Pyatigorsk (‘Five Mountains’), so-called because it is overlooked by the five peaks of Mount Beshtau (a Turkish name meaning ‘five mountains’), was founded as a Russian fortification in 1780. Following the discovery of its mineral springs it was developed as a health spa by imperial decree, and had become a thriving and fashionable resort embellished by Italian architects by the time Tolstoy arrived in 1852. It was, in fact, the most fashionable Russian spa throughout the nineteenth century. Pyatigorsk had also seen its fair share of drama: Lermontov was shot in a duel near the town’s cemetery in 1841, and there was still a very real threat of raids by marauding Circassians, which gave an edge to otherwise peaceful rest cures. Tolstoy knew Pyatigorsk in his mind before he arrived because he had read A Hero of Our Time: it provides the setting for the longest of its stories. He followed the recommended treatment of bathing in Pyatigorsk’s sulphurous springs for six weeks, and then travelled on to the springs of Zheleznovodsk (‘Iron Waters’), situated a little way to the north, for three weeks of treatment there.

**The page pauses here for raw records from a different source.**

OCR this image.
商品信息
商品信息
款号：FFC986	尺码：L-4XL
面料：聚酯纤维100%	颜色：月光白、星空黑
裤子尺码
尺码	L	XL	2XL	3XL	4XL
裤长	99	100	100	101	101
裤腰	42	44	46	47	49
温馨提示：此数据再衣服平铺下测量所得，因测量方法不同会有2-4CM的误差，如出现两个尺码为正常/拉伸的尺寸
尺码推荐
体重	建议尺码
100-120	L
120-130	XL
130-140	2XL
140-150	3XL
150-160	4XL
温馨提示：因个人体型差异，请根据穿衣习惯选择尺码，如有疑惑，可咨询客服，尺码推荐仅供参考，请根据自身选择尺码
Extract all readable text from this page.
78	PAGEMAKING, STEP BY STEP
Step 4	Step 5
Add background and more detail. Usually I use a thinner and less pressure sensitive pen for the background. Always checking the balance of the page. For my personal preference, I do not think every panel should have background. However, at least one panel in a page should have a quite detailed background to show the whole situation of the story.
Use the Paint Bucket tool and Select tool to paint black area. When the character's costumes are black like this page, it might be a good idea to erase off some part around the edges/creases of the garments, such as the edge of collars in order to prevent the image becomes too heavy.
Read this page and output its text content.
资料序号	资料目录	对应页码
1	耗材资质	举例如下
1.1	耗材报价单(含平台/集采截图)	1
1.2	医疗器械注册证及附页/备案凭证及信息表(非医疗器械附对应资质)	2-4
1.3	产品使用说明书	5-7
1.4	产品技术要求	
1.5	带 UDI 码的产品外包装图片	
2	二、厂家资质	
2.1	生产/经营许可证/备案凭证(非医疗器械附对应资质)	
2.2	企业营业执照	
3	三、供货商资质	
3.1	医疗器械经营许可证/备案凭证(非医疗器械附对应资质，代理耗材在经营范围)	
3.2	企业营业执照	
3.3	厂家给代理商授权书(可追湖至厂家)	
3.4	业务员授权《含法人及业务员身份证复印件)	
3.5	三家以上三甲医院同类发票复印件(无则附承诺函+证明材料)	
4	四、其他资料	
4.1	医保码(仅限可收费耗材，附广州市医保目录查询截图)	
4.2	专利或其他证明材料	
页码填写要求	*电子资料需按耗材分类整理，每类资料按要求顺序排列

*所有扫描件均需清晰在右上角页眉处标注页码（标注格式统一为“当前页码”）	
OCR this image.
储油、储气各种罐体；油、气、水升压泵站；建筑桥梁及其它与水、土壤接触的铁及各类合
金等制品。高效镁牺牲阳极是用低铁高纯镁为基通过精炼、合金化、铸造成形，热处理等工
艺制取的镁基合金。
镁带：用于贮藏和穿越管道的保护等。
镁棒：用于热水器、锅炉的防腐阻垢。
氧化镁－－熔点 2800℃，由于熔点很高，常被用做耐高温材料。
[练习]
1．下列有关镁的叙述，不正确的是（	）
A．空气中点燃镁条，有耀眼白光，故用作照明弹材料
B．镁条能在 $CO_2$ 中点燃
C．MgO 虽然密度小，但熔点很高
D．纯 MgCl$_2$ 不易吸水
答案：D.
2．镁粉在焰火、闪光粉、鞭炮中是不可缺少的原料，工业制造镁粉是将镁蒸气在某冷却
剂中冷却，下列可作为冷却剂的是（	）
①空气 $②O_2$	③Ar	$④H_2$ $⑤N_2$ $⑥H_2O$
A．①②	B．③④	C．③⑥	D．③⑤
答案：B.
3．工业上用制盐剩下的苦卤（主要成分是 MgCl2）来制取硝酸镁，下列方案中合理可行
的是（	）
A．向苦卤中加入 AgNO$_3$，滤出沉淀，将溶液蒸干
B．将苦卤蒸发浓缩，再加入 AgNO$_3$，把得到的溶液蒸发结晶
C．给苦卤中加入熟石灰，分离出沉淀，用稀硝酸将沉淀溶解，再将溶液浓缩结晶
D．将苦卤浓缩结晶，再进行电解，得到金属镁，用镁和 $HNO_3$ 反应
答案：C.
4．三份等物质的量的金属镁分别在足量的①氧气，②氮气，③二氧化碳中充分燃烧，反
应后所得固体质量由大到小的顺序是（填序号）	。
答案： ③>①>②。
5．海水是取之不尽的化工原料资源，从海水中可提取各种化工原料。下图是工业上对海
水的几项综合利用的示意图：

Tolstoy rented a little house on the outskirts of Pyatigorsk which had a garden and a beehive and a view of the snowcapped peak of Mount Elbrus, and rolled up his sleeves to get down to work. He did a lot of reading during his cure, particularly of Rousseau, whom he read and re-read, but he also did a lot of writing. On 27 May he finished the third draft of Childhood, and four days later he started on the final draft. In early July, finally happy with his manuscript, he resolved to send it to the editor of The Contemporary, Russia’s most prestigious literary journal, without revealing his identity beyond the initials ‘L.N.’.56 The Contemporary was a St Petersburg-based journal which had been founded by Pushkin in 1836. Since 1847 it had been edited by the poet Nikolay Nekrasov, who had cemented its reputation as the platform of the progressive, liberal-minded intelligentsia by publishing the work of leading Westernisers such as Herzen and Turgenev, and inviting the collaboration of prominent critics like Vissarion Belinsky.